Time and Space Complexity

So now that we have solved the problem we will analyse efficiency using the time and space complexity of code.

The time and space complexity of the provided code are as follows:

Time Complexity

The Time complexity is analysed below :

1. Building the graph and calculating indegrees in the make_graph function takes O(E) time, where E is the number of edges (prerequisites).
2. Initializing the queue in the canFinish function takes O(V) time, where V is the number of courses.
3. The main while loop in the canFinish function performs a BFS traversal of the graph, and it visits each course and its prerequisites once. Therefore, the time complexity of this loop is O(E).
4. The final loop in the canFinish function iterates over the added vector, which has V elements, to check if all courses have been added. This loop takes O(V) time.

So, the overall time complexity of the code is O(E + V), where E is the number of prerequisites (edges) and V is the number of courses (vertices).

Space Complexity

The Space complexity is analysed below :

1. The space complexity of the graph representation (adjacency list) is O(E + V), as it stores the edges and vertices.
2. The added vector stores information about whether a course has been added to the queue, and it requires O(V) space.
3. The queue (q) can potentially store all courses, so its space complexity is also O(V).

So, the overall space complexity of the code is O(E + V).

In summary, the code's time complexity is O(E + V), and its space complexity is O(E + V).

Other Variations of Problem

There are many possible variations of the problem , the variations are mostly based on either the output or contraints.

In output variations we add some variation like instead of the giving true or false give the order of scheduling of courses which is nothing but the order in which courses are being scheduled or processed in the queue. The problem can be tried on leetcode given by the name Course Schedule II.

One other variant of the problem involves answering the queries which are asked by regarding can we some course before other which is approachable using the DFS implementation of Topological sort easily. The Function will look like below you can try the problem here.

// Function to perform a depth-first search to find a path from node 's' to node 'e' in a graph
bool search(int s, int e, vector<int> &visited) {
    // Mark the current node 's' as visited
    visited[s] = true;

    // Iterate through all adjacent nodes of 's'
    for (auto i : g[s]) {
        // If we reach node 'e', return true (path found)
        if (i == e) {
            return true;
        }

        // If the adjacent node 'i' has not been visited and we find a path to 'e' through 'i', return true
        if (!visited[i] && search(i, e, visited)) {
            return true;
        }
    }

    // If no path is found, return false
    return false;
}

Last but not least is the variation in which we need to return the list of courses required to be taken before taking any course.

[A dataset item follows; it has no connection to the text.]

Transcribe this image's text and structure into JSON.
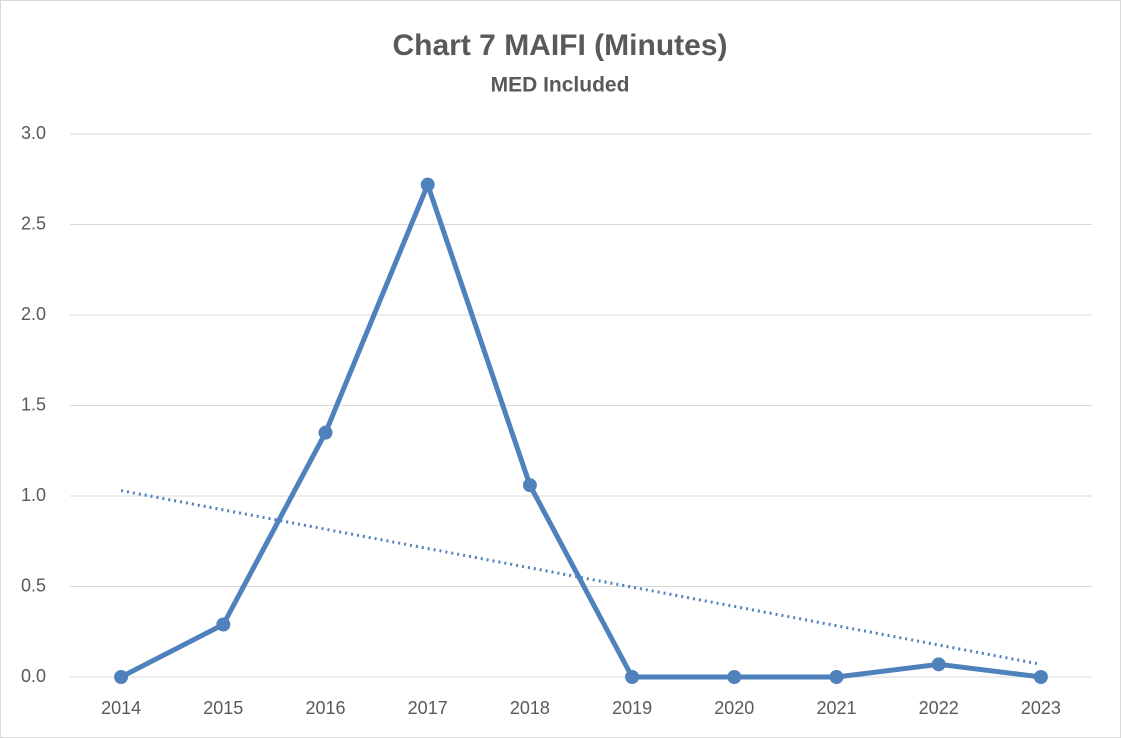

This variation can also be solved using the topological sort very easily. Below is the modified implementation :

// Function to get ancestors for each node in a directed acyclic graph
vector<vector<int>> getAncestors(int n, vector<vector<int>>& edges) {
    // Initialize data structures and containers
    inorder.resize(n, 0);
    make_graph(edges);
    queue<int> q;
    vector<set<int>> ans(n, set<int>());

    // Initialize the queue with nodes that have no incoming edges
    for (int i = 0; i < n; i++) {
        if (inorder[i] == 0) {
            q.push(i);
        }
    }

    // Perform a BFS traversal to compute ancestors for each node
    while (!q.empty()) {
        int root = q.front();
        q.pop();

        for (auto next : g[root]) {
            // Add ancestors of 'root' to the ancestors of 'next'
            ans[next].insert(ans[root].begin(), ans[root].end());
            ans[next].insert(root);

            // Decrement the incoming edge count for 'next'
            inorder[next]--;

            // If 'next' has no more incoming edges, add it to the queue
            if (inorder[next] == 0) {
                q.push(next);
            }
        }
    }

    // Convert the result to the desired output format
    vector<vector<int>> answer(n, vector<int>());
    int i = 0;
    for (auto v : ans) {
        for (auto e : v) {
            answer[i].push_back(e);
        }
        i++;
    }

    return answer;
}